Relatedly, a central bank friend reminded me today of some of the detail surrounding the European Commission’s NAIRU antics in 2013 concerning Spain.
I discussed that in yesterday’s blog post.
In this Working Paper from the German-based Macroeconomic Policy Institute from January 2015 – The European Commission’s New NAIRU: Does it Deliver? – we read that:
1. “The NAIRU is a key component of potential output and as such critically affects output gap estimates” – which is the point I made yesterday. If the NAIRU estimates are cooked, so will the potential output measures be cooked.
2. “Potential output, in turn, is of great relevance for economic policy makers because it represents a barrier to inflation- stable growth and determines the extent to which a given fiscal deficit is interpreted as cyclical or structural” – again what this seemingly technical debate is all about.
Cooked NAIRU -> cooked Potential Output -> cooked Output Gap.
And if the cooked NAIRU is biased to find that the economy is closer to full employment than it actually is, then the cooked output gap measures will suggest the economy is closer to full capacity, which will then mean the current fiscal position will be interpreted as being ‘mostly’ structural.
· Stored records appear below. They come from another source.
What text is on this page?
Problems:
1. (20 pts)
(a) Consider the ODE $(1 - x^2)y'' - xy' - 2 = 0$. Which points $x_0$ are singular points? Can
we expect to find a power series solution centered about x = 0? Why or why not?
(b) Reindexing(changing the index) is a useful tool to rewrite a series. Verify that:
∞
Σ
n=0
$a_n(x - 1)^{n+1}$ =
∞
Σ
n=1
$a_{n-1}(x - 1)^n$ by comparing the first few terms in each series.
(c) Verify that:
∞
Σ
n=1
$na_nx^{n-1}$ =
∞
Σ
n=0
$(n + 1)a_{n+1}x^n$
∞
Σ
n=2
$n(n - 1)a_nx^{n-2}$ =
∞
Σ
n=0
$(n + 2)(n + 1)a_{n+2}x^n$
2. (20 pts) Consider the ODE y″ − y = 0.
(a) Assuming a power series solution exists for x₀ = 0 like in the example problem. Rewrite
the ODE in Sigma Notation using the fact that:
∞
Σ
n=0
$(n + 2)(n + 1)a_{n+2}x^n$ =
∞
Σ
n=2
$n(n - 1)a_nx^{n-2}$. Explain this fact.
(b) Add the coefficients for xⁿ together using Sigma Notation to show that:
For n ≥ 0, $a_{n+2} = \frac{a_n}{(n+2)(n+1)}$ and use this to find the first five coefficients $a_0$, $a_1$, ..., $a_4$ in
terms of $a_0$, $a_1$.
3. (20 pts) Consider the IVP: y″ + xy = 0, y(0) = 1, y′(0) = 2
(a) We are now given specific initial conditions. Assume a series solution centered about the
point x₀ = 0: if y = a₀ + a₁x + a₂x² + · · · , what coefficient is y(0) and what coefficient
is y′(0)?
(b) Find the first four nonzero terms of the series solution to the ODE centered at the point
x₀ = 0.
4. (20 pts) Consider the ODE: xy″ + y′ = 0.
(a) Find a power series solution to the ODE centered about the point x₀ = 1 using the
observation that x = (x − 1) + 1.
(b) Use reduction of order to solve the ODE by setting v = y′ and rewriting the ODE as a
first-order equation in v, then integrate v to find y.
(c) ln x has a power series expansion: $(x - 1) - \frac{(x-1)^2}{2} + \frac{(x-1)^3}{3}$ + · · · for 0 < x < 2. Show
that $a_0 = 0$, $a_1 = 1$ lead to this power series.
3. “The autumn 2013 forecast of the Spanish NAIRU for 2014 (25 %) almost equaled the unemployment rate in November 2014 (25.8 %). As Spanish unemployment was declining at the time, the unemployment rate was poised to undershoot the NAIRU in 2015 … An unemployment rate of over 20% entailing youth unemployment of more than 50% was thus interpreted labor market tightness.”
And anyone with half a brain immediately concluded as the MPI concluded that this was an “implausible outcome”.
The European Commission came under sustained attack for this ridiculous result and by the European Spring of 2014 they announced they were changing the model specification of NAIRU.
Okay, and then what?
We read that:
Rather than climbing to 26.6% in 2015, the new NAIRU estimate for 2015 was 20.7%.
Remember, that just two years before the NAIRU was estimated to be around 8 per cent.
In the intervening few years, it was implausible to believe that sudden ‘structural’ forces had changed the full employmnet unemployment rate so markedly, especially as Spain was in the midst of a major cyclical downturn.
The European Commission was trying to tell people that there were no cyclical factors at work determining the Spanish unemployment rate.
Absurd.
It is not my intention to review the technical detail in the MPI paper notwithstanding how interesting it is.
Suffice to say, their Figure 1 shows how dodgy this whole exercise is. The different NAIRU estimates keep failing (when considered against the trajectory of the actual unemployment rate) and what the gap between the two would signify for the state of the economy.
So the next time the Commission technocrats crank out the estimates – we see different profiles.
And as the actually unemployment rate rises (around 2007) the NAIRU estimates are also revised upwards, following the actual rate up.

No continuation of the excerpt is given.